Mirrors and reflections are Snow Country’s most central symbol, as established during the opening scene on the train. Mirrors have a long heritage in the Japanese literary tradition:
The mirror […] has literary-cultural allusions rooted both in Buddhist and in Shinto thought. Legends of the origins of Japan tell of the three Divine Treasures: Mirror, Sword, and Jewel […] The mirror is thus a link with Japan's ancient gods of sun and moon. In addition, according to Shinto belief the mirror is a sacred embodiment of the kami ("spirit" or "god[s]"). It suggests the unstained mind and is "the source of honesty," hiding nothing, according to generations of scholars and priests. (Petersen, 132)

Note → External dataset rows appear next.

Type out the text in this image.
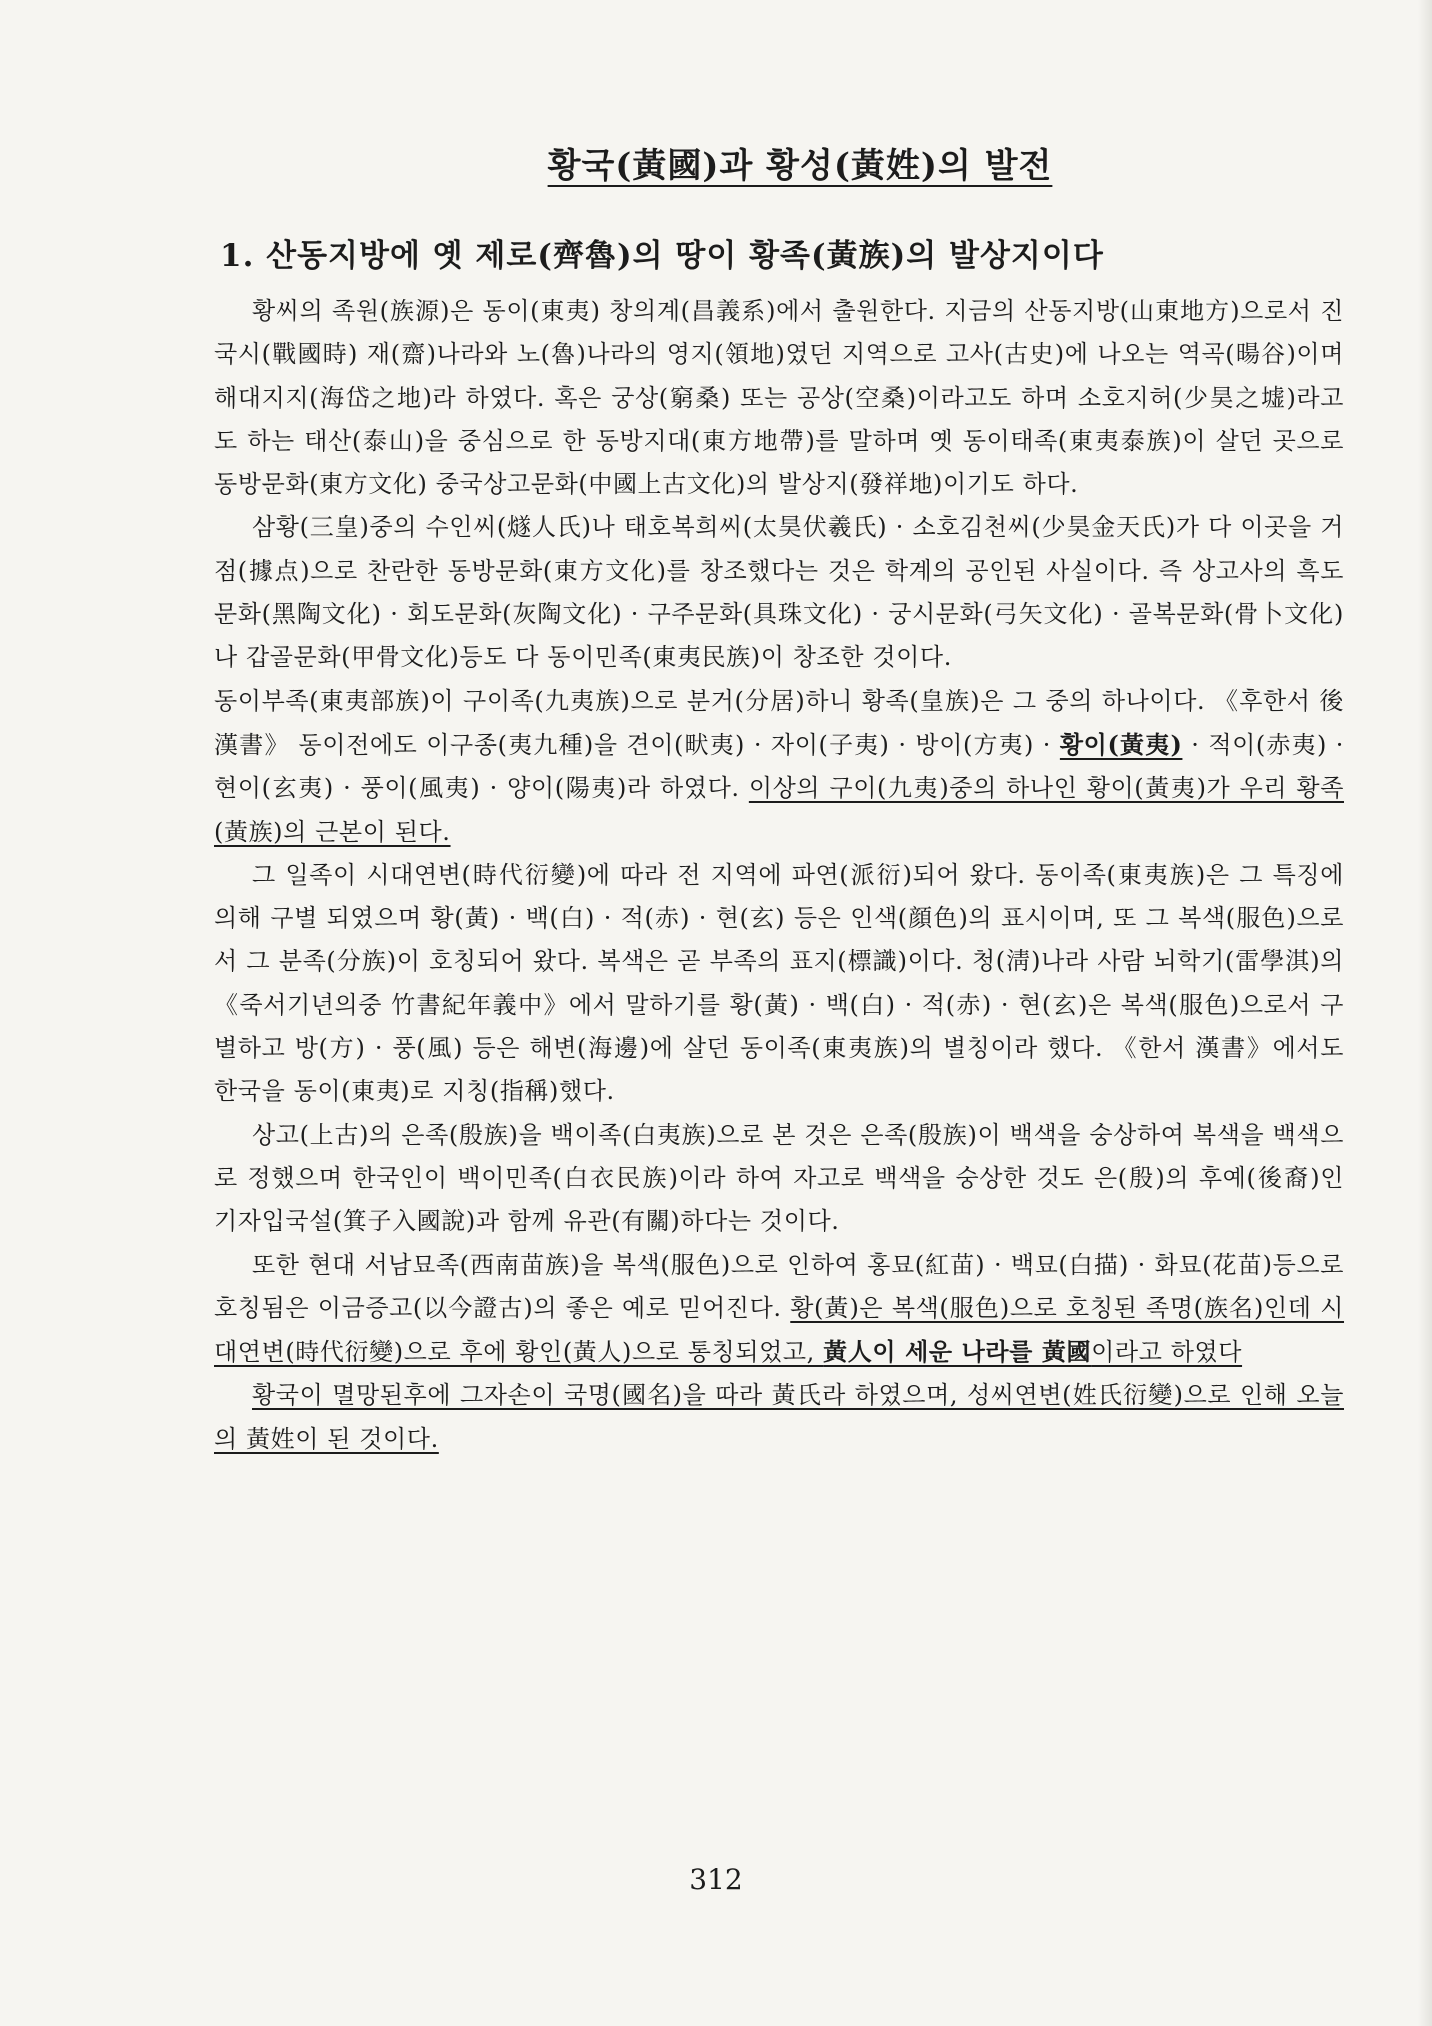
황국(黃國)과 황성(黃姓)의 발전
1. 산동지방에 옛 제로(齊魯)의 땅이 황족(黃族)의 발상지이다

황씨의 족원(族源)은 동이(東夷) 창의계(昌義系)에서 출원한다. 지금의 산동지방(山東地方)으로서 진국시(戰國時) 재(齋)나라와 노(魯)나라의 영지(領地)였던 지역으로 고사(古史)에 나오는 역곡(暘谷)이며 해대지지(海岱之地)라 하였다. 혹은 궁상(窮桑) 또는 공상(空桑)이라고도 하며 소호지허(少昊之墟)라고도 하는 태산(泰山)을 중심으로 한 동방지대(東方地帶)를 말하며 옛 동이태족(東夷泰族)이 살던 곳으로 동방문화(東方文化) 중국상고문화(中國上古文化)의 발상지(發祥地)이기도 하다.

삼황(三皇)중의 수인씨(燧人氏)나 태호복희씨(太昊伏羲氏) · 소호김천씨(少昊金天氏)가 다 이곳을 거점(據点)으로 찬란한 동방문화(東方文化)를 창조했다는 것은 학계의 공인된 사실이다. 즉 상고사의 흑도문화(黑陶文化) · 회도문화(灰陶文化) · 구주문화(具珠文化) · 궁시문화(弓矢文化) · 골복문화(骨卜文化)나 갑골문화(甲骨文化)등도 다 동이민족(東夷民族)이 창조한 것이다.

동이부족(東夷部族)이 구이족(九夷族)으로 분거(分居)하니 황족(皇族)은 그 중의 하나이다. 《후한서 後漢書》 동이전에도 이구종(夷九種)을 견이(畎夷) · 자이(子夷) · 방이(方夷) · 황이(黃夷) · 적이(赤夷) · 현이(玄夷) · 풍이(風夷) · 양이(陽夷)라 하였다. 이상의 구이(九夷)중의 하나인 황이(黃夷)가 우리 황족(黃族)의 근본이 된다.

그 일족이 시대연변(時代衍變)에 따라 전 지역에 파연(派衍)되어 왔다. 동이족(東夷族)은 그 특징에 의해 구별 되였으며 황(黃) · 백(白) · 적(赤) · 현(玄) 등은 인색(顔色)의 표시이며, 또 그 복색(服色)으로서 그 분족(分族)이 호칭되어 왔다. 복색은 곧 부족의 표지(標識)이다. 청(淸)나라 사람 뇌학기(雷學淇)의 《죽서기년의중 竹書紀年義中》에서 말하기를 황(黃) · 백(白) · 적(赤) · 현(玄)은 복색(服色)으로서 구별하고 방(方) · 풍(風) 등은 해변(海邊)에 살던 동이족(東夷族)의 별칭이라 했다. 《한서 漢書》에서도 한국을 동이(東夷)로 지칭(指稱)했다.

상고(上古)의 은족(殷族)을 백이족(白夷族)으로 본 것은 은족(殷族)이 백색을 숭상하여 복색을 백색으로 정했으며 한국인이 백이민족(白衣民族)이라 하여 자고로 백색을 숭상한 것도 은(殷)의 후예(後裔)인 기자입국설(箕子入國說)과 함께 유관(有關)하다는 것이다.

또한 현대 서남묘족(西南苗族)을 복색(服色)으로 인하여 홍묘(紅苗) · 백묘(白描) · 화묘(花苗)등으로 호칭됨은 이금증고(以今證古)의 좋은 예로 믿어진다. 황(黃)은 복색(服色)으로 호칭된 족명(族名)인데 시대연변(時代衍變)으로 후에 황인(黃人)으로 통칭되었고, 黃人이 세운 나라를 黃國이라고 하였다

황국이 멸망된후에 그자손이 국명(國名)을 따라 黃氏라 하였으며, 성씨연변(姓氏衍變)으로 인해 오늘의 黃姓이 된 것이다.

312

In Snow Country, mirrors draw upon this tradition, symbolizing both truth and illusion at the same time. On the one hand, the idea of the “strange mirror” is one concocted in Shimamura’s daydreaming fantasy world, an embodiment of the self-imposed illusions that crowd his mind. On the other, the “strange mirror” also reveals the truth of his propensity for fantasy. In this way, the mirror symbol has a dual, self-contradictory meaning. Throughout the rest of the story, Shimamura is reminded of the strange mirror he saw on the train and the fantasy world it transported him to.